Os exemplos sucedem-se: a Fujitsu tem um "call center" em Lisboa, onde emprega 900 pessoas, e abriu recentemente outro em Braga, onde emprega outras 300 - "mais de mil pessoas!", contabiliza. Existem depois várias empresas que produzem componentes automóveis, a Tunipex que, em Olhão, exporta atum rabilho para as bancas de sushi japonesas, a Mitsubishi Fuso, que produz camiões no Tramagal, e a Kagome, que compra tomate português a 300 produtores nacionais e exporta sob as formas de ketchup e puré para o Japão.
Mas a visita de Abe abriu "um novo capítulo e novos desafios principalmente do lado português", que agora "quer promover mais os produtos nacionais: os vinhos, o azeite, o mel". Azuma lembra que "Assunção Cristas foi ao Japão para promover os bens agrícolas, mas também a carne de porco, que esteve proibida no Japão até Dezembro de 2013" e que já voltou a ser exportada.
O low-Cost que agrada
Azuma destaca, neste particular, a empresa Primor, de Vila Nova de Famalicão, que já exporta carne de porco para o Japão. "Visitei a fábrica e fiquei muito impressionado, porque tem uma zona dedicada ao Japão. Fiquei surpreendido e emocionado. O importador japonês faz muitas exigências, a nível da embalagem, quer que tudo seja feito de determinada forma. E é muito difícil responder a estas exigências. A Primor fez um grande esforço para cumpri-las e isso é muito importante."

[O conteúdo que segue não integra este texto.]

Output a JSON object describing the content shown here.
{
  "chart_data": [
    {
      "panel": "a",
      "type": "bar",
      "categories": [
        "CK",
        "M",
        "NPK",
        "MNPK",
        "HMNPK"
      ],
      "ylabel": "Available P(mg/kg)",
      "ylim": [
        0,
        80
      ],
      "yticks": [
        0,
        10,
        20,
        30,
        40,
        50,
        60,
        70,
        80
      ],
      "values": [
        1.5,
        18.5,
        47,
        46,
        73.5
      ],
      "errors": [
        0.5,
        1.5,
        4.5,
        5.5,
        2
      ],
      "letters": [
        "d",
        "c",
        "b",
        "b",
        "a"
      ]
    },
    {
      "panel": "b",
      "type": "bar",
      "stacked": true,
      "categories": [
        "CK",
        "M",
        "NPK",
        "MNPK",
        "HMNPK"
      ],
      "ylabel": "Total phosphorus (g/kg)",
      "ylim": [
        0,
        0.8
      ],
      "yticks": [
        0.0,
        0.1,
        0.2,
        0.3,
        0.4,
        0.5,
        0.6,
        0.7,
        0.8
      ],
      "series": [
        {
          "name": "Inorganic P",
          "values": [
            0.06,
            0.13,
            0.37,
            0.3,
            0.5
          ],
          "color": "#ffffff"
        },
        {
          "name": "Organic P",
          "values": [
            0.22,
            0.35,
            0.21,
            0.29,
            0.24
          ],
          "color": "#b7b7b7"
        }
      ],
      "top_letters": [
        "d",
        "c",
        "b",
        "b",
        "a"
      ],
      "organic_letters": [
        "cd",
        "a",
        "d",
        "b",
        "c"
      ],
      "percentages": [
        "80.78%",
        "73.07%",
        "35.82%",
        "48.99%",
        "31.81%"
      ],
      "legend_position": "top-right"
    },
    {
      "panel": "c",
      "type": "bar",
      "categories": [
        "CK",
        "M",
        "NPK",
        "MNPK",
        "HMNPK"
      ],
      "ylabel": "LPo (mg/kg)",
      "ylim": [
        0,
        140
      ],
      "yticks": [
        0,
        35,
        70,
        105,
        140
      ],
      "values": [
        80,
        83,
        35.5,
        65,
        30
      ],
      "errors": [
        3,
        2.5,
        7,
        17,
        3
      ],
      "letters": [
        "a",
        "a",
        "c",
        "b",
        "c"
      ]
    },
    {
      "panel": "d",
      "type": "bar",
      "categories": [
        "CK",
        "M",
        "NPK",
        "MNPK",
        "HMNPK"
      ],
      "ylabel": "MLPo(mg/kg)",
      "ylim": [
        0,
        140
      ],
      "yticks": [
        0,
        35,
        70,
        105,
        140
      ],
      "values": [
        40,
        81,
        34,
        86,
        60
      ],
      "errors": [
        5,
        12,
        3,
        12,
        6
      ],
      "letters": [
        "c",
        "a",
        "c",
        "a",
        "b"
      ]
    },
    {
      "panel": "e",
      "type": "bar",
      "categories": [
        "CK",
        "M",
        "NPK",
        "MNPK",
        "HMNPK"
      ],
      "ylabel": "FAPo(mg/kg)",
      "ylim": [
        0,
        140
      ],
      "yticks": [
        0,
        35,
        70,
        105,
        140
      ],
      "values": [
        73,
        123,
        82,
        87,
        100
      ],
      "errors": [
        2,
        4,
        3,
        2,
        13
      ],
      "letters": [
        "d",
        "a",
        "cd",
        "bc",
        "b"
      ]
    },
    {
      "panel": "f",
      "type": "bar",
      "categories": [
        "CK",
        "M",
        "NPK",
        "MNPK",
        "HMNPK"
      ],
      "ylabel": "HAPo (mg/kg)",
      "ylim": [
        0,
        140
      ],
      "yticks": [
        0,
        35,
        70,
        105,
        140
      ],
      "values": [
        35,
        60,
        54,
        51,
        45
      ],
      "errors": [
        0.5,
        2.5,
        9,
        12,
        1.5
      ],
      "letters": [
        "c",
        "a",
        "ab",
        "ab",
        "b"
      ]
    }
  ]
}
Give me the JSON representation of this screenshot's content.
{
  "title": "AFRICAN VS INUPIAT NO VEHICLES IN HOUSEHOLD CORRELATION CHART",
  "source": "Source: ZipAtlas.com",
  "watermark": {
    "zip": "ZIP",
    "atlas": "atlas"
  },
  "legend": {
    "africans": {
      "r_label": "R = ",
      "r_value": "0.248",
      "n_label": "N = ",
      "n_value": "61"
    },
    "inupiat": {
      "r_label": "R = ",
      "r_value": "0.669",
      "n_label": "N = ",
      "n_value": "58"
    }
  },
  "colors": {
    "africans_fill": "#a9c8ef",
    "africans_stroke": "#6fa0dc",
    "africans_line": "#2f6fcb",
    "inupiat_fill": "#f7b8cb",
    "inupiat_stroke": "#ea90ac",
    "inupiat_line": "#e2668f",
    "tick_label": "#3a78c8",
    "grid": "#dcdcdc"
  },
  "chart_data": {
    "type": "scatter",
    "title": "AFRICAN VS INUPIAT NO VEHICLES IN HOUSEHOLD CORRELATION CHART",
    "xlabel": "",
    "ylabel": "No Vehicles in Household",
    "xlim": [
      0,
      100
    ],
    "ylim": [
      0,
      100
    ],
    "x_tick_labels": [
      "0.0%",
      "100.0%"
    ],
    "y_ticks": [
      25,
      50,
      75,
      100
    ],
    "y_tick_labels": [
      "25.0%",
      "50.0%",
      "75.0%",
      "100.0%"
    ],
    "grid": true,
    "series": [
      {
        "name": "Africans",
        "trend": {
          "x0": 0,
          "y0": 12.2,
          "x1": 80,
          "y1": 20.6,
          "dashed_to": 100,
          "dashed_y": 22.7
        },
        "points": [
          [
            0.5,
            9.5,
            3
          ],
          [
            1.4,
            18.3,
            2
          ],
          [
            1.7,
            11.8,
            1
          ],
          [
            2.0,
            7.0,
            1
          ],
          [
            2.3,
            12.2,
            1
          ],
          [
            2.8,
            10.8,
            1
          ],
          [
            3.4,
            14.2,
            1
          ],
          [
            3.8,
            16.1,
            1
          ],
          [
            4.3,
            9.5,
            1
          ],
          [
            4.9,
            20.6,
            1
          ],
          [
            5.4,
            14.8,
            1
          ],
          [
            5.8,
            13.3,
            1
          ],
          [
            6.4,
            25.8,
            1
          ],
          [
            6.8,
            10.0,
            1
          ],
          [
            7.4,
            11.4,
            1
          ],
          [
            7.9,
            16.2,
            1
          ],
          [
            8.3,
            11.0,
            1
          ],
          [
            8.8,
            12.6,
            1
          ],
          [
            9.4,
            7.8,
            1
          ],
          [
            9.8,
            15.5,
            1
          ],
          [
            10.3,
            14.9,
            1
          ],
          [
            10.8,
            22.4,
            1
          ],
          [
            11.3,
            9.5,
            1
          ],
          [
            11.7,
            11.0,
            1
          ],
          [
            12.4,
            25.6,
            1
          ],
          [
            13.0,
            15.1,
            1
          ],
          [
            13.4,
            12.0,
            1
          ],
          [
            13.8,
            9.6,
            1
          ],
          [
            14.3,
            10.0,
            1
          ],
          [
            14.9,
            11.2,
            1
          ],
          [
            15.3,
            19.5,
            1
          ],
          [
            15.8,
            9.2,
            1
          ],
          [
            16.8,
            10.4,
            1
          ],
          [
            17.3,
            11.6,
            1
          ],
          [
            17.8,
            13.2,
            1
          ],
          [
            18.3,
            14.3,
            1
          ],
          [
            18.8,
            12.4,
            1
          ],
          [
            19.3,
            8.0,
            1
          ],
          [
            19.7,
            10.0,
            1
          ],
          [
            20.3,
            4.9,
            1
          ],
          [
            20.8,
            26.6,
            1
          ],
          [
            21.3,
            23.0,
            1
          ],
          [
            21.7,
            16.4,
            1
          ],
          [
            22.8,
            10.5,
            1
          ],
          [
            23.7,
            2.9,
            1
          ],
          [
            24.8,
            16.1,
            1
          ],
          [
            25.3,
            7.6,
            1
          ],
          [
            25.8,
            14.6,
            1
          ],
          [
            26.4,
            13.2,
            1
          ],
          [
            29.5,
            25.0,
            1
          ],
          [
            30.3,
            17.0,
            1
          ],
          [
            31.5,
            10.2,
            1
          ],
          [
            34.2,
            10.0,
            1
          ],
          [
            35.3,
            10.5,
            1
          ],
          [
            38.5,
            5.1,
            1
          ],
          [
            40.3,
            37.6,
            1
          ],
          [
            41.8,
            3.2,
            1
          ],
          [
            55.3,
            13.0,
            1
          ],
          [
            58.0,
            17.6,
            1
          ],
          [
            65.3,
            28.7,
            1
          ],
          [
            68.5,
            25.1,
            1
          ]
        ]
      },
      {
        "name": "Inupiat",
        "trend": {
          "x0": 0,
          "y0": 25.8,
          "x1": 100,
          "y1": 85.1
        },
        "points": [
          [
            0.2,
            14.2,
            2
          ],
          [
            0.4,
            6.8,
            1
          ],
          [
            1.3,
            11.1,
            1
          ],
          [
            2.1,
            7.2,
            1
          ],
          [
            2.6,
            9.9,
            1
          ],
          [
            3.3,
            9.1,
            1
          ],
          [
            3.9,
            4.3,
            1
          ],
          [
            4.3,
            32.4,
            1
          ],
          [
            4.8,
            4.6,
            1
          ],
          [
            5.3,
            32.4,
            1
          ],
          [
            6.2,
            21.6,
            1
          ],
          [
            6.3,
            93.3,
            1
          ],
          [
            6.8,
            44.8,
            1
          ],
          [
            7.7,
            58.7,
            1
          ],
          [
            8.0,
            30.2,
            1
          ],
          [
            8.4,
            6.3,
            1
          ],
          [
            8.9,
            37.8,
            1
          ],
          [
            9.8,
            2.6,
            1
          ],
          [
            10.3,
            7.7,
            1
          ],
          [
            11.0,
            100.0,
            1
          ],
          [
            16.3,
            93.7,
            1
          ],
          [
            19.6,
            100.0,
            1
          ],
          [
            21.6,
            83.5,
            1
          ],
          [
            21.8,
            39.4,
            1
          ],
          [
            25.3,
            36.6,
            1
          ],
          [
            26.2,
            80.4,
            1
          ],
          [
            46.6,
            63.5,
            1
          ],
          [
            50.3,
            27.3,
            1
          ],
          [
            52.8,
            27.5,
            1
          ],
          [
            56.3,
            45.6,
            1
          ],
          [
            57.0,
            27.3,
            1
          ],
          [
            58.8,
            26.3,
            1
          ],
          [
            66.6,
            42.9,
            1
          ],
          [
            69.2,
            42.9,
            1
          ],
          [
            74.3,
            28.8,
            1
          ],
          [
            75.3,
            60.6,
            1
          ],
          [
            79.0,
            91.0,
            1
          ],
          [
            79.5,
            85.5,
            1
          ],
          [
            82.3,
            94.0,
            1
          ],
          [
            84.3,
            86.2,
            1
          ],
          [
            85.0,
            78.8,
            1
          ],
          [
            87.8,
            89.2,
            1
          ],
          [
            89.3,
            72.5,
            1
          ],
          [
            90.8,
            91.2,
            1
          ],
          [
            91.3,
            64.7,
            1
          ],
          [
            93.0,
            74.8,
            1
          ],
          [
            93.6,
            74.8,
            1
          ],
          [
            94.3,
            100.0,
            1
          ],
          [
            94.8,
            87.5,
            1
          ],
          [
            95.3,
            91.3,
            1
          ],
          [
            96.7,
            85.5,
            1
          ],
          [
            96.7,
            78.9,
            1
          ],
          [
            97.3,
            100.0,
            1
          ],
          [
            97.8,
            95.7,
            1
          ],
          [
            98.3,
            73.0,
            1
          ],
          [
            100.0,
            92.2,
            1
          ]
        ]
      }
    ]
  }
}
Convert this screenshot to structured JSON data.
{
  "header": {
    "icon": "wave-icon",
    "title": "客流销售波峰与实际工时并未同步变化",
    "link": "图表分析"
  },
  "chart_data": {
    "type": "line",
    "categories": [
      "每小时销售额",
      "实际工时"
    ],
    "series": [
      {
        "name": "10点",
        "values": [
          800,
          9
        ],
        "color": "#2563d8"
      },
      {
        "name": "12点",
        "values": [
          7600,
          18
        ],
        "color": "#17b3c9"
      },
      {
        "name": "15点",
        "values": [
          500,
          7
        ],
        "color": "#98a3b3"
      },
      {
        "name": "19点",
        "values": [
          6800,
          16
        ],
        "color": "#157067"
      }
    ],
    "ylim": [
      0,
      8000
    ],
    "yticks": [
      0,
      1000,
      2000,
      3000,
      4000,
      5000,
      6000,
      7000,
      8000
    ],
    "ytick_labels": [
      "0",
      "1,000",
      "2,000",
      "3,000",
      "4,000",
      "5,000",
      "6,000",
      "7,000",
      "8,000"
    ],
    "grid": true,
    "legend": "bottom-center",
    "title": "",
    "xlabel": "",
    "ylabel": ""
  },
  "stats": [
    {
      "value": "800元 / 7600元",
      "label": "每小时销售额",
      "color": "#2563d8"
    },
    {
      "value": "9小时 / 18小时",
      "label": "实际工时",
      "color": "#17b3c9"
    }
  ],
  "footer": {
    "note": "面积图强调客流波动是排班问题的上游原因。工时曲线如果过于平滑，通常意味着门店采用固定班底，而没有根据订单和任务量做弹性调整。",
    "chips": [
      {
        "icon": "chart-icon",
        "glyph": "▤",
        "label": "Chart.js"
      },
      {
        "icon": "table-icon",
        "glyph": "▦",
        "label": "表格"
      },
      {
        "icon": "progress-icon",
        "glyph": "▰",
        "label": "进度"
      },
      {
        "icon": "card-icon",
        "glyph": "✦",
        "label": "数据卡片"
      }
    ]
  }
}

E por que razão é que as empresas japonesas escolhem Portugal? "Os portugueses são muito honestos e falam bem inglês. Quase todos os jovens falam e têm boas competências. E não há muitas greves." E o "mais importante: os custos baixos. Sim, sim. Os custos laborais são relativamente baixos. Não é bom para vocês… mas, para investidores estrangeiros, é muito importante. É muito competitivo. Por isso, investem em Portugal e não em Espanha." Um exemplo? A instalação da Howa Tramico (que produz componentes para carros) em Viana do Castelo. "Vão produzir estas peças para a fábrica da Peugeot Citroën em Vigo. Não instalaram a fábrica lá, mas sim em Portugal. É um sinal muito bom. Preferiram Portugal" precisamente por causa do menor custo. Da Fujitsu, "dizem-me que em Espanha ou França não falam inglês como em Portugal".
A simpatia pelo portugal do passado
Tanto no Japão como em Portugal, as respectivas diásporas são em número reduzido. Dados do Observatório da Emigração apontam para entre 400 a 600 portugueses a viver no Japão em 2014. Em Portugal, também não existem muitos japoneses - cerca de 600. Acaba por ser nas gerações mais velhas que há maior ligação a Portugal. "A maioria das pessoas da geração mais velha de japoneses (50, 60 anos) já ouviu falar de Portugal e, no geral, tem bastante curiosidade e vontade de visitar", conta Liliana Morais, uma portuguesa que está em Tóquio a tirar um doutoramento em Sociologia sobre ceramistas estrangeiros no Japão.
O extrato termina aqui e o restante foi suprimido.